Я вздохнула. Клаус Амелунг прав: мало мне собственных переживаний, я взваливаю на себя еще и волнения за судьбы других людей. И даже не людей, а каких-то фантомов. Раньше мне мешали сны, а теперь я долго-долго перед сном пережевываю в голове события чужих жизней. Понятно, что это не доведет меня до добра. Пусть я и отдаю себе отчет, что есть только здесь и сейчас. Здесь и сейчас.

Итак, я родилась в восемьдесят втором. Следовательно, Вера умерла не позже этого срока. Главное – вовремя остановиться. Я дала себе слово, что еще чуть-чуть узнаю, а потом попрощаюсь с профессором. Еще чуть-чуть.

Приняв верное решение, я даже приободрилась и попрощалась с Амелунгом достаточно внятно и вежливо, хоть и сухо.

Я пришла в магазин рано, меня никто не ждал. Эрика сделала всю мою работу, Гюнтера не было на месте.

– Послушай, болящая мать семейства, шла бы ты домой, раз есть возможность, – великодушно предложила Эрика. – Здесь сегодня ничего интересного не предвидится. А еще лучше – сходи на свидание, развейся. Сама знаешь, женщине для полноценного существования необходима иногда хорошая порция мужского содержимого. Бодрит всю следующую неделю!

Она в своем репертуаре. Я не стала признаваться, что, может быть, и сходила бы на свидание, но не с кем. Никого, даже отдаленно напоминающего Тиля Швайгера, на моем горизонте не наблюдалось. Не наблюдалось у меня сегодня и машины. Поэтому я банально отправилась пешком через «Колумбус», чтобы заодно присмотреть сыну подарок на день рождения.

В пятницу днем народу в торговом центре было немного, самое время с толком, с расстановкой заняться шопингом. Но предварительно я решила выпить чашку кофе. Только сделала первый глоток, как на стул передо мной тяжело опустился собственной персоной Гюнтер с чашкой в руках. Я не стала с места в карьер оправдываться, отчего и почему распиваю кофе в рабочее время, решила сперва выслушать его гневную отповедь. Но он не оправдал моих надежд, только нейтрально поинтересовался:

– Кофе пьешь?

Похоже, что как незаменимый работник я уже не рассматривалась. Что, Таня, выходишь в тираж?

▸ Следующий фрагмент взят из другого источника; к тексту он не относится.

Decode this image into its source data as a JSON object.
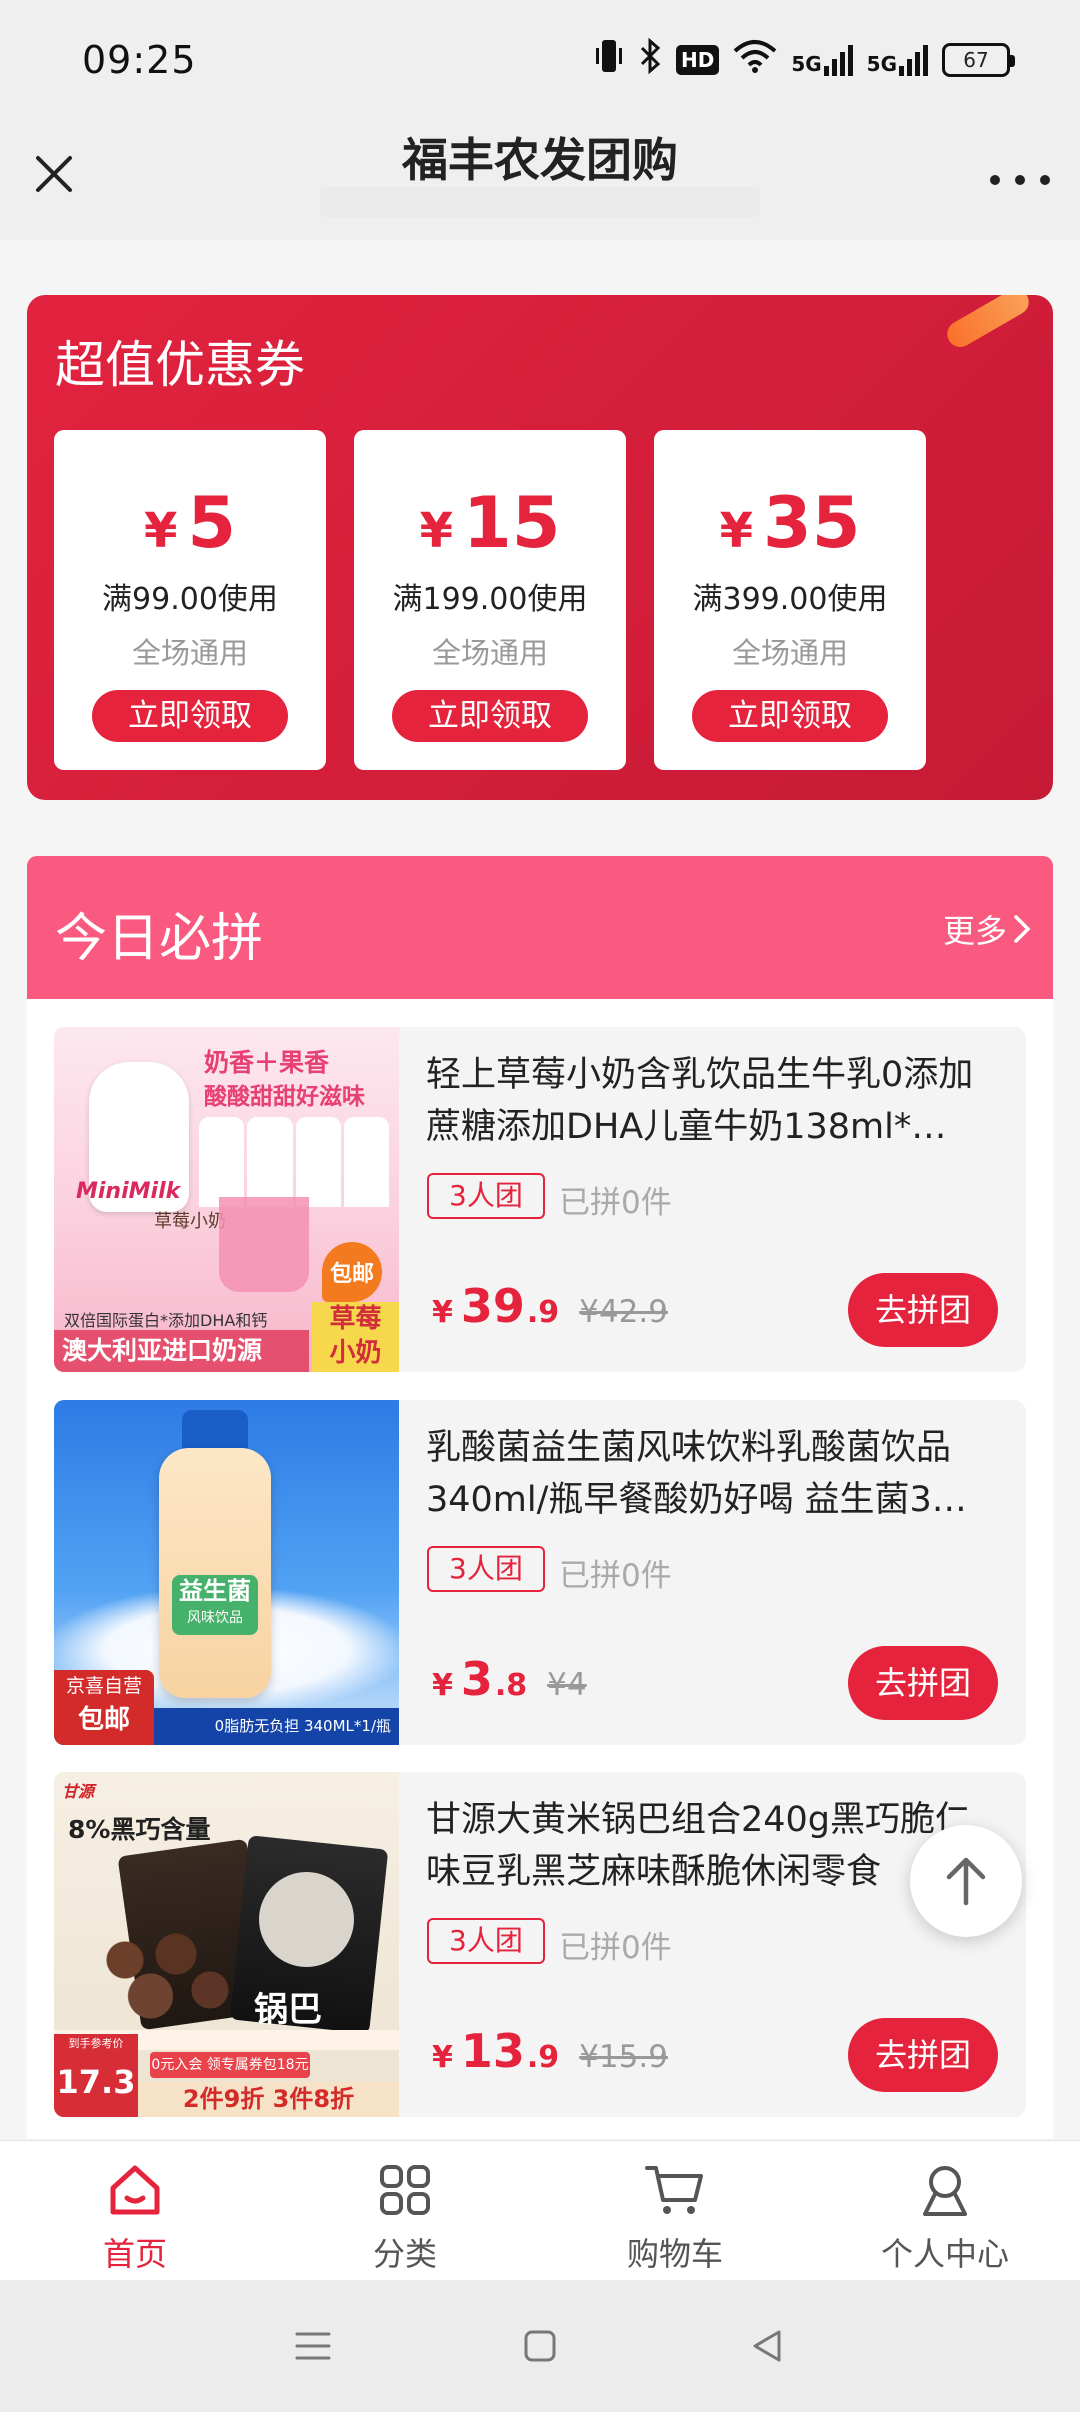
{
  "status_bar": {
    "time": "09:25",
    "hd": "HD",
    "net1": "5G",
    "net2": "5G",
    "battery": "67"
  },
  "header": {
    "title": "福丰农发团购"
  },
  "coupons": {
    "title": "超值优惠券",
    "currency": "¥",
    "items": [
      {
        "amount": "5",
        "condition": "满99.00使用",
        "scope": "全场通用",
        "button": "立即领取"
      },
      {
        "amount": "15",
        "condition": "满199.00使用",
        "scope": "全场通用",
        "button": "立即领取"
      },
      {
        "amount": "35",
        "condition": "满399.00使用",
        "scope": "全场通用",
        "button": "立即领取"
      }
    ]
  },
  "group_buy": {
    "title": "今日必拼",
    "more": "更多",
    "currency": "¥",
    "products": [
      {
        "name": "轻上草莓小奶含乳饮品生牛乳0添加蔗糖添加DHA儿童牛奶138ml*…",
        "tag": "3人团",
        "sold": "已拼0件",
        "price_int": "39",
        "price_dec": ".9",
        "orig": "¥42.9",
        "button": "去拼团",
        "thumb_text": {
          "top": "奶香＋果香",
          "top2": "酸酸甜甜好滋味",
          "brand": "MiniMilk",
          "sub": "草莓小奶",
          "mid": "双倍国际蛋白*添加DHA和钙",
          "badge": "包邮",
          "bottom": "澳大利亚进口奶源",
          "side1": "草莓",
          "side2": "小奶"
        }
      },
      {
        "name": "乳酸菌益生菌风味饮料乳酸菌饮品340ml/瓶早餐酸奶好喝 益生菌3…",
        "tag": "3人团",
        "sold": "已拼0件",
        "price_int": "3",
        "price_dec": ".8",
        "orig": "¥4",
        "button": "去拼团",
        "thumb_text": {
          "bottle": "益生菌",
          "bottle2": "风味饮品",
          "badge1": "京喜自营",
          "badge2": "包邮",
          "strip": "0脂肪无负担 340ML*1/瓶"
        }
      },
      {
        "name": "甘源大黄米锅巴组合240g黑巧脆仁味豆乳黑芝麻味酥脆休闲零食",
        "tag": "3人团",
        "sold": "已拼0件",
        "price_int": "13",
        "price_dec": ".9",
        "orig": "¥15.9",
        "button": "去拼团",
        "thumb_text": {
          "brand": "甘源",
          "top": "8%黑巧含量",
          "price": "17.3",
          "price_label": "到手参考价",
          "promo": "0元入会 领专属券包18元",
          "deal": "2件9折 3件8折",
          "pack": "锅巴"
        }
      }
    ]
  },
  "bottom_nav": [
    {
      "label": "首页",
      "icon": "home-icon",
      "active": true
    },
    {
      "label": "分类",
      "icon": "category-icon",
      "active": false
    },
    {
      "label": "购物车",
      "icon": "cart-icon",
      "active": false
    },
    {
      "label": "个人中心",
      "icon": "user-icon",
      "active": false
    }
  ],
  "colors": {
    "primary": "#e5233c",
    "pink_header": "#fa5a7f"
  }
}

– Пью кофе, – подтвердила я бесстыдно.

– Как ты себя сейчас чувствуешь? – поинтересовался Гюнтер после непродолжительного молчания. – Тебе помогает это твое новое лечение?

Я сказала, что помогает. Гюнтеру незачем пока знать, что у так называемого лечения есть и обратная сторона.

Рядом с нами в растерянности остановились трое мужчин. Громко переговариваясь, они безуспешно пытались найти дорогу в отдел бытовой техники.

– Я же помню, что сюда. Вроде бы. Я же вчера был. Наушники купил.

– Да как сюда, если мы тут все по кругу обошли, блин?!

– Или не сюда. Ниже этажом, да? Я помню, что рядом был эскалатор, наверх полз. И плакат висел, что телики со скидкой.